Abdul’s fear of the threat of physical violence from the cricket-playing boys struck a chord all too close to home, particularly after something my mother said to me recently when I invited her to come celebrate in the hallway with the other guests in our hotel, following the arrest of the second suspect in the Boston Marathon Bombings; “It’s not a good time for me to go out there with my hijab (headscarf) right now, habibti. But you go have fun, I’ll just wait right here.” I didn’t immediately understand what she meant, but when I pressed for more she merely responded with, “Didn’t you hear? He is a Muslim. It’s just not a good time, (pause) and your dad isn’t here.” Then it dawned on me. My mother was afraid. My bright-eyed and kind-hearted mother feared physical violence at the hands of her fellow Americans. She feared for her safety without my father there for protection. My mother. Across the globe, and in a nation supposedly blessed with all the light of tolerance and the warmth of diversity, my mother was afraid of the same thing Abdul was afraid of; becoming the target of violence because of her religion.

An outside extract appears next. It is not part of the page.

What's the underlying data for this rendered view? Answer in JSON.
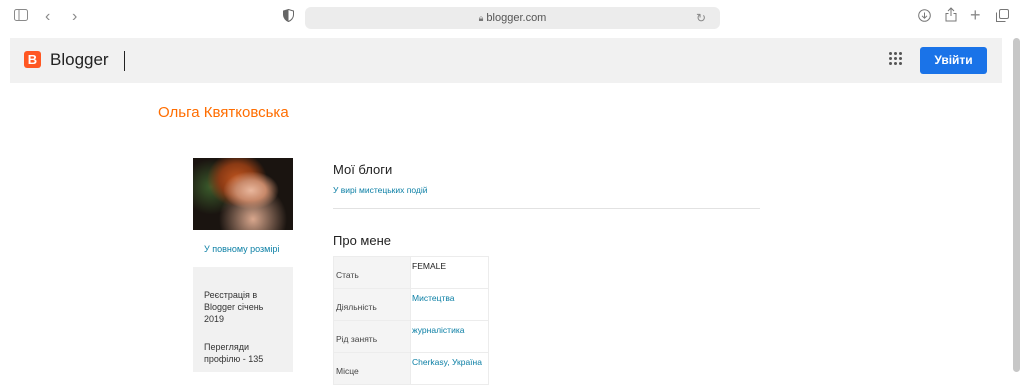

How can we even begin to combat prejudices? Some may cry education, and while it is important, will it ever really be enough? After all, no amount of data or information can open minds that are already closed. Knowledge can’t reframe perceptions that are already negative. So what does work? Well, as was demonstrated to me by the outpouring of concern and support I recently received from non-Muslim friends and family, it all comes down to relationships. Forming relationships allows us to view each other as full human beings and not simply through the lens of the symbols that separate us. And beyond relationships, it is the common experiences, the common stories, we share that let us build connections. Storytelling is the most powerful tool for combatting preconception and prejudice, because it forces the audience to empathize. Storytelling forces the audience to confront our common humanity. That is why Abdul’s story, and the others told in Behind the Beautiful Forevers, are so powerful. They force the reader to confront the idea that there is something that unites us beyond that which separates us, that ultimately we all share the same hopes and aspirations, and that ultimately we are all afraid of the same things.